When GOP Senators go behind closed doors Friday to plot a unifying strategy for the 110th Congress, they likely will sidestep the one issue occupying most Members’ attention: the Iraq War.

Instead, Senate Republicans plan to focus on producing a domestic-heavy agenda, message and game plan for the next two years that positions them to reclaim the Senate majority in 2008. And even though their long-planned retreat lands right in the middle of a Senate debate over Iraq policy, GOP Senators and aides say they are optimistic they will find more togetherness than divisiveness.

“We’re fighting an unpopular war with a president [whose approval rating is] in the 30s — so yeah, it’s not ideal,” acknowledged a well-placed Senate GOP aide. “But our guys are going to have to come together. We have to look for ways we can come together.”

Senators will meet at the Library of Congress on Friday to brainstorm over legislative priorities and agree on the makings of a GOP agenda they hope will serve as a strong alternative to the Democrats. Republicans believe that one reason they lost so handily in 2006 is because they lost sight of their defining party principles and didn’t effectively lay out their vision to the electorate.

Republican Conference Chairman Jon Kyl (Ariz.) is coordinating the session, which is set to include broad discussions of party principles such as fiscal discipline, national security and personal responsibility.
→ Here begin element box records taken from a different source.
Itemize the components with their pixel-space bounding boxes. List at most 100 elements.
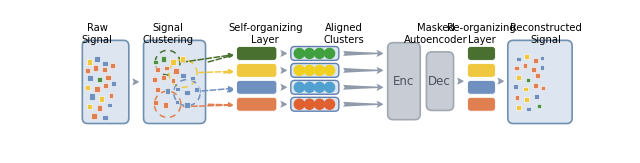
Bar	[535, 74, 540, 78]
Bar	[524, 87, 528, 91]
Circle shape	[294, 65, 305, 75]
FancyBboxPatch shape	[237, 46, 277, 60]
Circle shape	[305, 82, 314, 92]
Bar	[102, 67, 107, 72]
Bar	[194, 87, 198, 92]
Bar	[522, 63, 527, 68]
FancyBboxPatch shape	[237, 97, 277, 111]
Circle shape	[324, 82, 335, 92]
Bar	[93, 65, 98, 71]
Circle shape	[324, 65, 335, 75]
Bar	[534, 94, 539, 99]
Bar	[92, 113, 97, 119]
Bar	[161, 56, 166, 61]
Circle shape	[314, 65, 324, 75]
Bar	[107, 103, 112, 107]
Bar	[103, 83, 108, 88]
Circle shape	[294, 82, 305, 92]
Text: Signal
Clustering: Signal Clustering	[142, 23, 193, 45]
FancyBboxPatch shape	[143, 40, 205, 124]
FancyBboxPatch shape	[467, 80, 495, 94]
Bar	[94, 56, 100, 61]
FancyBboxPatch shape	[83, 40, 129, 124]
Text: Re-organizing
Layer: Re-organizing Layer	[447, 23, 516, 45]
FancyBboxPatch shape	[388, 43, 420, 120]
FancyBboxPatch shape	[291, 63, 339, 77]
Bar	[541, 86, 545, 90]
Text: Self-organizing
Layer: Self-organizing Layer	[228, 23, 303, 45]
Text: Aligned
Clusters: Aligned Clusters	[323, 23, 364, 45]
Text: Dec: Dec	[428, 75, 451, 88]
Bar	[155, 87, 160, 92]
FancyBboxPatch shape	[291, 80, 339, 94]
Bar	[516, 75, 521, 80]
Bar	[94, 86, 100, 92]
Bar	[88, 75, 93, 81]
Bar	[515, 95, 520, 100]
Circle shape	[305, 65, 314, 75]
Bar	[513, 84, 518, 89]
Bar	[88, 93, 95, 100]
Bar	[161, 75, 166, 80]
Bar	[155, 67, 160, 72]
FancyBboxPatch shape	[426, 52, 454, 110]
Bar	[173, 68, 179, 74]
Bar	[164, 66, 169, 70]
Circle shape	[324, 99, 335, 109]
Bar	[175, 100, 179, 104]
Circle shape	[305, 48, 314, 59]
Bar	[85, 85, 90, 90]
Bar	[537, 104, 541, 108]
Bar	[153, 100, 157, 105]
Bar	[540, 65, 544, 70]
Bar	[524, 97, 529, 102]
Bar	[111, 81, 116, 86]
Text: Enc: Enc	[394, 75, 415, 88]
Bar	[171, 78, 175, 83]
Bar	[110, 63, 115, 68]
Bar	[86, 59, 92, 65]
Circle shape	[294, 99, 305, 109]
FancyBboxPatch shape	[508, 40, 572, 124]
Bar	[97, 77, 102, 82]
FancyBboxPatch shape	[467, 97, 495, 111]
FancyBboxPatch shape	[291, 97, 339, 111]
Bar	[109, 93, 113, 98]
Bar	[527, 107, 531, 111]
FancyBboxPatch shape	[237, 63, 277, 77]
Bar	[85, 68, 90, 73]
FancyBboxPatch shape	[467, 46, 495, 60]
Bar	[97, 105, 102, 111]
Bar	[152, 77, 157, 82]
Bar	[102, 115, 108, 120]
Text: Reconstructed
Signal: Reconstructed Signal	[510, 23, 582, 45]
FancyBboxPatch shape	[237, 80, 277, 94]
Bar	[153, 60, 157, 64]
Text: Masked
Autoencoder: Masked Autoencoder	[404, 23, 468, 45]
Circle shape	[314, 82, 324, 92]
Bar	[163, 102, 168, 108]
Bar	[180, 56, 185, 61]
Bar	[170, 59, 176, 65]
Bar	[180, 73, 186, 78]
Bar	[526, 78, 530, 82]
Bar	[516, 105, 521, 110]
Bar	[175, 87, 180, 91]
Text: Raw
Signal: Raw Signal	[82, 23, 113, 45]
Bar	[514, 66, 518, 70]
Circle shape	[314, 48, 324, 59]
Bar	[540, 56, 544, 60]
Circle shape	[314, 99, 324, 109]
FancyBboxPatch shape	[467, 63, 495, 77]
Bar	[184, 90, 189, 95]
Bar	[99, 96, 104, 102]
Circle shape	[305, 99, 314, 109]
Bar	[105, 75, 111, 80]
Bar	[190, 76, 195, 80]
Circle shape	[294, 48, 305, 59]
Bar	[165, 89, 170, 94]
Bar	[533, 58, 538, 63]
Bar	[533, 83, 538, 88]
Bar	[184, 102, 189, 108]
Bar	[531, 67, 536, 72]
Members also are expected to begin setting their two-year legislative goals on issues such as energy, health care, tax policy, immigration reform and judicial nominations.

Kyl said Wednesday that while Iraq is at the forefront of Senators’ minds this week, he doesn’t expect it to trump Friday’s largely domestic-related retreat. He said Senators have “an agenda to talk about” and will operate under a set time frame for their discussions.

“We can have a healthy debate [on Iraq] and still be together as a Conference on the bulk of the issues,” Kyl said.

Kyl said one of the features of the Senate is that there always will be issues on which Members differ, but ultimately Senators respect one another’s positions and find ways to work together. Kyl said he didn’t know whether the retreat would provide a forum for Senators to come together on Iraq , but he said, “the more we talk with each other, the more likely we are to find common ground and mute our differences.”

The backdrop to the retreat, however, is the Senate’s ongoing debate over President Bush’s plan to increase troops in Iraq by 21,500. The proposal has brought some Senate support and scores of critics — including from within the Republican ranks, where several competing nonbinding resolutions criticizing the plan have emerged.

The president’s Iraq policy will take an even higher profile next week when Senators take to the floor to formally debate the proposal.

Sen. John Thune (R-S.D.) predicted the topic of Iraq will come up at the Friday meeting, as it has “in all meetings.” But he agreed the issue should not become the main focus of the agenda-setting session.

“It’s an unusual issue because it is the elephant in the room,” Thune said. “On the other hand, we all know Friday is designed to come up with our legislative priorities.”

“The timing is what it is,” added a senior Republican Senate aide. “But we do have to have a game plan, a blueprint for how we are going to handle this next year.”

Republicans say they don’t want to waste any time putting together a policy agenda for the year, considering that they must defend 21 GOP-held Senate seats and capture two more to take the majority in 2008.

“Really, there’s no better time to chart a course for where we stand on policy,” said another senior GOP aide. “For the folks who are up in 2008, we need to show this party’s positions on policies that matter to people.”

The retreat will span the better part of the day, culminating with a trip by the GOP Senators to the White House for a meeting and reception with President Bush and first lady Laura Bush. White House Press Secretary Tony Snow will make an appearance during the day’s events and is expected to talk about GOP communications strategy.

Sen. John Cornyn (Texas), who is leading efforts to rally support among Republicans for Bush’s Iraq War plans, acknowledged his party isn’t in unison on the proposed surge policy. But he discounted suggestions that Republicans’ differences could ultimately hurt them politically.

“We are a diverse party,” Cornyn, the GOP Conference vice chairman, said. “People are very independent-minded. That’s the way it is.”

Cornyn joked, however, that if the president’s plan were to succeed, it would be interesting to see how the landscape would shake out, saying: “Success has 1,000 fathers, and failure is an orphan.”